Ahora está muy mal visto, pero el descontrol, el dinamitar todas las rutinas, el comer cuando se tiene hambre y dormir cuando se tiene sueño, también puede ser indicativo de que se está siendo feliz.
Las vacaciones de verano, sobre todo cuando eres niño, son el clímax de todos los descontroles felices. No lo sabía, pero me lo ha enseñado el tiempo. Es lo que tiene la vida, que a veces te das cuenta de que eres feliz cuando aquellos momentos están tan lejos que no parecen tuyos.
Yo no tenía horarios muy estrictos cuando estaba de vacaciones de verano y me parecía lo más normal, por eso no reflexioné nunca sobre esto. Lo que sí me hacía mucha gracia era ver a los adultos sin horarios, imitando a los niños: cuando tengo hambre, como. Cuando tengo sueño, me acuesto. Y duermo hasta la hora que quiero. Unas vacaciones relajadas, vaya.
Seguramente lo vi en más gente, pero para mí el ejemplo perfecto de ese descontrol feliz, sobre todo en las comidas, eran las primas de mi madre. Vivía cada una en una ciudad y se juntaban en casa de sus padres cuando se reunían para pasar unas semanas de vacaciones. Eran puro descontrol. Eran felicidad. Eran despreocupación. Y a mí eso me encantaba verlo.
Venían al pueblo e iban a comprar cuando se acordaban de que tenían que comer y no tenían mucha cosa en la despensa. Se acordaban de que tenían que comer cuando alguien advertía que tenía hambre. Su descontrol a veces se trasladaba a mi casa. Hacían visitas a horas extrañas, pero siempre traían tanta alegría que nos parecía bien que rompiesen la rutina que mis padres intentaban mantener, porque ellos no estaban de vacaciones. Un día se presentaron a las 15:00h. a pedirnos una olla grande para poner un cocido. Un cocido para comer ese día. Porque apretarse un cocido con todos sus avíos a las 19:00h sin ser danés ni británico sí que es rompedor y no los platos de Dabiz Muñoz.
Desde entonces, cada vez que tengo un descontrol de horarios porque estoy bien, feliz y a gusto, me acuerdo de ellas. Cuando venía mi hermana a visitarme a Barcelona nos pasaba muchas veces. Dormíamos hasta que queríamos, tomábamos el aperitivo cuando la gente ya había terminado de comer y comíamos cuando nos venía bien. “Somos como las primas de mamá”, decíamos. Y era verdad. Sólo queríamos pasárnoslo bien a nuestro ritmo, sin la dictadura del reloj.

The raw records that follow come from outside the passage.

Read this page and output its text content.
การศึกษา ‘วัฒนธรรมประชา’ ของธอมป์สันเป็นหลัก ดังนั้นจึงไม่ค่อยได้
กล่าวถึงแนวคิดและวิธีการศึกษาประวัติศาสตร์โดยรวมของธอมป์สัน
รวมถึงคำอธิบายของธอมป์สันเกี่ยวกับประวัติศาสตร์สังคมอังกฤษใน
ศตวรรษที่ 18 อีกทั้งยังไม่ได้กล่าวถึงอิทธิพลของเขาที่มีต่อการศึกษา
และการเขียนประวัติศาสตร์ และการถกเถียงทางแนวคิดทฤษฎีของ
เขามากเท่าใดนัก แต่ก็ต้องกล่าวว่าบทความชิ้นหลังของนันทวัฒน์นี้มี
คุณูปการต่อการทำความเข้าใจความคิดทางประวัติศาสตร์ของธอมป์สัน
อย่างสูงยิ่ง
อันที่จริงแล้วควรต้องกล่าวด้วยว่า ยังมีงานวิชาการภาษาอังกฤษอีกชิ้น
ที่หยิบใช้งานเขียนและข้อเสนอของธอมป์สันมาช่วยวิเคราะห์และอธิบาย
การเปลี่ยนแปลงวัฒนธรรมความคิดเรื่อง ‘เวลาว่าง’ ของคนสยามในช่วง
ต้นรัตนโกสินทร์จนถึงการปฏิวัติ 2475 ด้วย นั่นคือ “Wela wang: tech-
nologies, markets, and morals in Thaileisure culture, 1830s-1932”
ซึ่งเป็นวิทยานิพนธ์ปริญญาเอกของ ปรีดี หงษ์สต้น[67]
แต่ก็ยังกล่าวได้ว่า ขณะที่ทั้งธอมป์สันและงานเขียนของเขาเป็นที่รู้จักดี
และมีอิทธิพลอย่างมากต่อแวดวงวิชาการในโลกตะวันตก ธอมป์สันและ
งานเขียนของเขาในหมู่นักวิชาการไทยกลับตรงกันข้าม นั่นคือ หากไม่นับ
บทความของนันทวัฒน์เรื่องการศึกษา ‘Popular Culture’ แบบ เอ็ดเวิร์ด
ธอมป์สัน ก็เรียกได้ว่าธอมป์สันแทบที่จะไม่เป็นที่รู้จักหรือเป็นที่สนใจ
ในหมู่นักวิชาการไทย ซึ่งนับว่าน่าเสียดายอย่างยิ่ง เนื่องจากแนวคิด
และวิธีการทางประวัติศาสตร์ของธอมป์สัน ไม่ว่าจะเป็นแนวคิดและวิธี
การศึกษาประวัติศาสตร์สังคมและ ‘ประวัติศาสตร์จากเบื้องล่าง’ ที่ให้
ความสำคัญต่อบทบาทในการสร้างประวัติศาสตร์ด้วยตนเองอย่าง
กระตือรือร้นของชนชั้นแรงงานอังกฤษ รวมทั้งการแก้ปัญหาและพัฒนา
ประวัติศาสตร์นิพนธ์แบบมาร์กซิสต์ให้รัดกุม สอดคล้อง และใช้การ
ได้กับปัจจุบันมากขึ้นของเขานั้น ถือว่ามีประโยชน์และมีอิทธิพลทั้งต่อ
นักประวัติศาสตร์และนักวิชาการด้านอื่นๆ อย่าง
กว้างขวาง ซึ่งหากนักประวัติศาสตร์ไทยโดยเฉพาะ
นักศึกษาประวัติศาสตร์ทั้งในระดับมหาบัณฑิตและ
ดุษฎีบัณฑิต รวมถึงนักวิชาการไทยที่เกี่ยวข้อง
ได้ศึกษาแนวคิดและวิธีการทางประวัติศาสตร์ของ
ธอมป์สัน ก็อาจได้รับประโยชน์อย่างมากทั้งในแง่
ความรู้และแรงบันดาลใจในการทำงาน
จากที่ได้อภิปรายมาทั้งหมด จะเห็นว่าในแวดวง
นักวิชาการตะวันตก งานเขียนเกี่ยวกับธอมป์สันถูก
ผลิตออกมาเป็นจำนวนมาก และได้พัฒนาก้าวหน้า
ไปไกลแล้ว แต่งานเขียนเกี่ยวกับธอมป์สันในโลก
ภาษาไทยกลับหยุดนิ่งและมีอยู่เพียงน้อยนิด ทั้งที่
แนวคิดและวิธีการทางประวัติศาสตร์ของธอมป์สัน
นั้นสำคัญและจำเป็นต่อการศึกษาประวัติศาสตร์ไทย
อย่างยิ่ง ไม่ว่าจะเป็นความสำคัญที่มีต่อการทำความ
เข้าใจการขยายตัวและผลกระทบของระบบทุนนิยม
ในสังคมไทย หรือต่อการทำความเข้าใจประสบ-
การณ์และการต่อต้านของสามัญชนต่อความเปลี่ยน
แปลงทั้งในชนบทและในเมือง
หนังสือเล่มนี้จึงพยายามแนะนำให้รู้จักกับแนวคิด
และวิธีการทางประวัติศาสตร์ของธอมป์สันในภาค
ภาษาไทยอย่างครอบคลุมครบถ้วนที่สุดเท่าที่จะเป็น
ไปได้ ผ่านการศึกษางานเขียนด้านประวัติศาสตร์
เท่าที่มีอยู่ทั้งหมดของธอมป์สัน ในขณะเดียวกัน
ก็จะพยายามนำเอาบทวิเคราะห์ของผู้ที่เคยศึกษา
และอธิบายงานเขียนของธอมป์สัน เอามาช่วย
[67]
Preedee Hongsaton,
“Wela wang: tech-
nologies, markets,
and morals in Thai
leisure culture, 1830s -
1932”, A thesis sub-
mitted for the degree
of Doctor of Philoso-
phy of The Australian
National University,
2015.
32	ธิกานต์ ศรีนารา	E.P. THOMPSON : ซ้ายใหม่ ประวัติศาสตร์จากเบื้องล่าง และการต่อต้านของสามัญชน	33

En Marruecos viví algo similar. Estaba con mi hermana y otros amigos de vacaciones y una familia de Marruecos amiga de una de las personas con las que viajaba nos invitó a cenar. Después del día de playa nos presentamos en la casa de aquella familia un poco como el villancico “a tu puerta hemos llegado cuatrocientos en cuadrilla”. Estaba anocheciendo y nos recibieron los hombres de la casa. “Han salido a comprar la cena”, nos dijeron. Así que hicimos tiempo allí mientras llegaban.
A las 22:00h llegaron las mujeres de la casa cargadas con bolsas y sus correspondientes bebés. Venían de comprar en el pueblo de al lado. Estábamos un poco apurados por darles ese trabajo, pero ellas lo veían como algo divertido. Era el cumpleaños de uno de los niños, estaban contentas, habían ido a comprar y se lo habían tomado con tranquilidad porque estaban disfrutando también de ese momento juntas. Para cenar, hicieron pollos asados (en plural, muchos plurales). Pollos asados con aceitunas y unas guarniciones de verduras asadas que no soy capaz de reproducir, pero estaban deliciosas.
¿A qué hora terminaron de hacer aquella cena? No lo sé. ¿A qué hora acabaríamos de cenar? A nadie le importaba. De hecho, después de cenar, sacaron instrumentos, comenzaron a cantar y a bailar.
¿Tú crees que a alguien le importaba a qué hora se cenaba en aquella casa? Ya volveremos al reloj. Feliz descontrol.